Ondersteunend kader voor het maatschappelijk middenveld
Maatschappelijke organisaties en mensenrechtenverdedigers zijn essentieel om de waarden en rechten die zijn vastgelegd in het Verdrag betreffende de Europese Unie en het Handvest van de grondrechten in de praktijk te brengen en te beschermen. De Commissie erkent de essentiële rol die maatschappelijke organisaties spelen bij de bevordering in de praktijk van de rechtsstaat, democratie en grondrechten en wijdde het jaarverslag 2022 over de toepassing van het Handvest van de grondrechten aan het onderwerp “ruimte voor het maatschappelijk middenveld”.

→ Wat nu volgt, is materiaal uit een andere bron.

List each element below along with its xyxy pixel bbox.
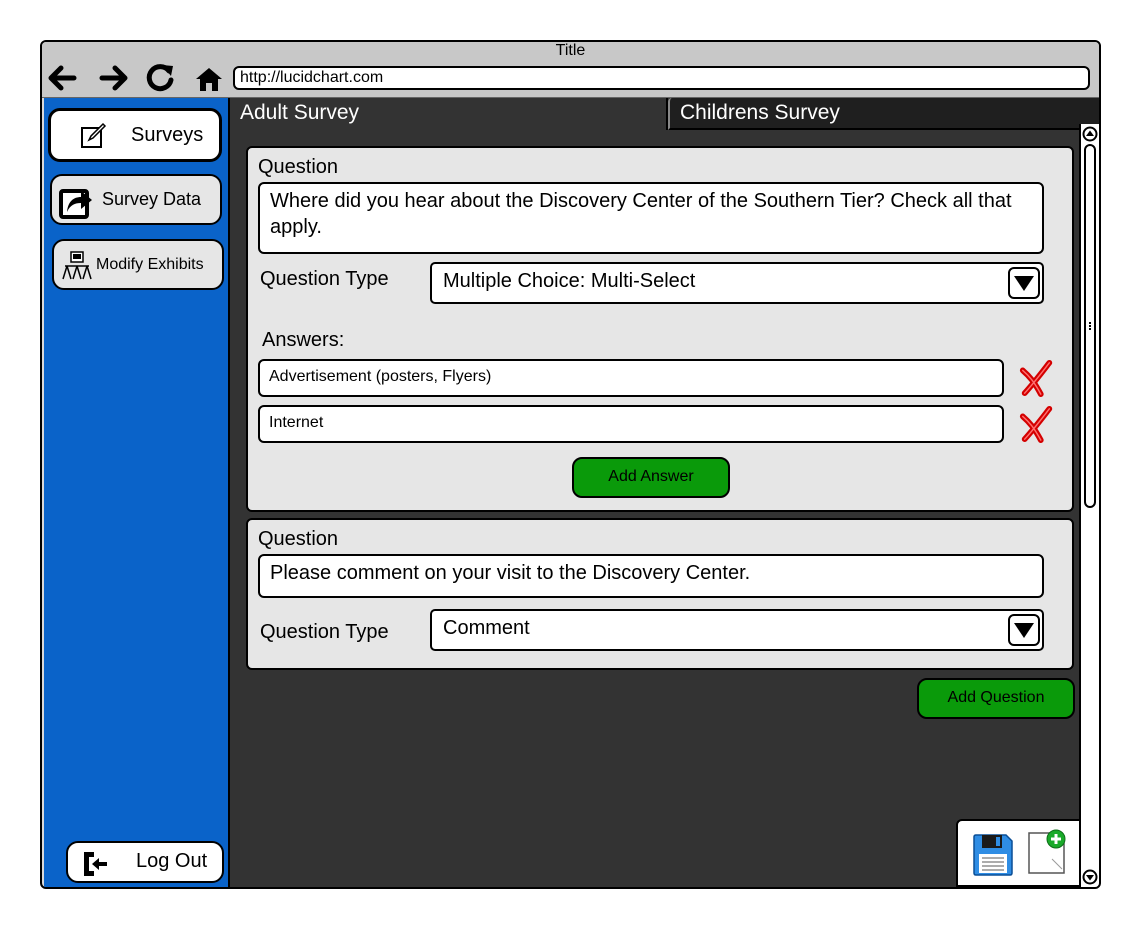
question-type-select[interactable]: Comment bbox=[430, 609, 1044, 651]
add-question-button[interactable]: Add Question bbox=[917, 678, 1075, 719]
share-icon bbox=[59, 189, 92, 219]
answer-field[interactable]: Advertisement (posters, Flyers) bbox=[258, 359, 1004, 397]
sidebar-item-label: Survey Data bbox=[102, 189, 202, 209]
tab-adult-survey[interactable]: Adult Survey bbox=[230, 98, 668, 130]
scrollbar-thumb[interactable] bbox=[1084, 144, 1096, 508]
forward-button[interactable] bbox=[98, 62, 130, 94]
action-toolbox bbox=[956, 819, 1081, 887]
sidebar-item-modify-exhibits[interactable]: Modify Exhibits bbox=[52, 239, 224, 290]
question-type-label: Question Type bbox=[260, 268, 389, 290]
sidebar-item-surveys[interactable]: Surveys bbox=[48, 108, 222, 162]
reload-icon bbox=[146, 64, 174, 92]
question-text-field[interactable]: Please comment on your visit to the Disc… bbox=[258, 554, 1044, 598]
add-answer-button[interactable]: Add Answer bbox=[572, 457, 730, 498]
edit-icon bbox=[81, 122, 107, 148]
browser-window: Title http://lucidchart.com Surveys Surv… bbox=[40, 40, 1101, 889]
question-card: Question Where did you hear about the Di… bbox=[246, 146, 1074, 512]
question-label: Question bbox=[258, 156, 339, 178]
answers-label: Answers: bbox=[262, 329, 345, 351]
question-type-label: Question Type bbox=[260, 621, 389, 643]
question-text-field[interactable]: Where did you hear about the Discovery C… bbox=[258, 182, 1044, 254]
question-type-value: Multiple Choice: Multi-Select bbox=[443, 270, 696, 292]
home-icon bbox=[196, 68, 222, 91]
logout-button[interactable]: Log Out bbox=[66, 841, 224, 883]
sidebar-item-label: Surveys bbox=[131, 124, 204, 146]
back-button[interactable] bbox=[46, 62, 78, 94]
logout-label: Log Out bbox=[136, 850, 208, 872]
logout-icon bbox=[84, 852, 107, 876]
reload-button[interactable] bbox=[144, 62, 176, 94]
question-card: Question Please comment on your visit to… bbox=[246, 518, 1074, 670]
sidebar-item-survey-data[interactable]: Survey Data bbox=[50, 174, 222, 225]
scroll-up-icon[interactable] bbox=[1082, 126, 1098, 142]
question-type-value: Comment bbox=[443, 617, 530, 639]
title-bar: Title http://lucidchart.com bbox=[42, 42, 1099, 98]
arrow-left-icon bbox=[48, 65, 77, 91]
chevron-down-icon bbox=[1008, 267, 1040, 299]
answer-field[interactable]: Internet bbox=[258, 405, 1004, 443]
delete-answer-icon[interactable] bbox=[1018, 405, 1056, 443]
question-label: Question bbox=[258, 528, 339, 550]
window-title: Title bbox=[555, 42, 586, 59]
chevron-down-icon bbox=[1008, 614, 1040, 646]
exhibit-icon bbox=[62, 251, 92, 280]
question-type-select[interactable]: Multiple Choice: Multi-Select bbox=[430, 262, 1044, 304]
url-input[interactable]: http://lucidchart.com bbox=[233, 66, 1090, 90]
scroll-down-icon[interactable] bbox=[1082, 869, 1098, 885]
main-content: Adult Survey Childrens Survey Question W… bbox=[230, 98, 1099, 887]
tab-childrens-survey[interactable]: Childrens Survey bbox=[668, 98, 1099, 130]
save-icon[interactable] bbox=[972, 833, 1014, 877]
home-button[interactable] bbox=[193, 62, 225, 94]
sidebar-item-label: Modify Exhibits bbox=[96, 256, 204, 273]
vertical-scrollbar[interactable] bbox=[1079, 124, 1099, 887]
sidebar: Surveys Survey Data Modify Exhibits Log … bbox=[44, 98, 230, 887]
new-document-icon[interactable] bbox=[1026, 829, 1068, 875]
grip-icon bbox=[1089, 322, 1091, 324]
delete-answer-icon[interactable] bbox=[1018, 359, 1056, 397]
arrow-right-icon bbox=[99, 65, 128, 91]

In de meeste lidstaten is het klimaat voor het maatschappelijk middenveld gunstig en geldt het maatschappelijk middenveld nog steeds als “open”, waarbij verdere inspanningen worden geleverd om de situatie te verbeteren. In
Malta
wordt het in kaart brengen van de vrijwilligerssector voortgezet, met als doel een ondersteunend regelgevingskader voor het maatschappelijk middenveld tot stand te brengen. In
Ierland
wordt gewerkt aan de aanpak van juridische obstakels voor de financiering van maatschappelijke organisaties. In
Bulgarije
is de raad voor de ontwikkeling van het maatschappelijk middenveld van start gegaan en werkt deze momenteel aan een nationaal financieringsmechanisme voor de sector. In
Litouwen
worden niet-gouvernementele organisaties steeds meer erkend als partners in besluitvormingsprocessen. In
Duitsland
is de regering van plan met een voorstel voor wetgeving te komen om de belastingvrije status van non-profitorganisaties te verduidelijken, hoewel er nog geen concrete stappen zijn ondernomen. In
Zweden
moet de impact van hervormingen van het wettelijk kader voor de financiering en werking van maatschappelijke organisaties op de betrokkenheid van het maatschappelijk middenveld nog worden vastgesteld.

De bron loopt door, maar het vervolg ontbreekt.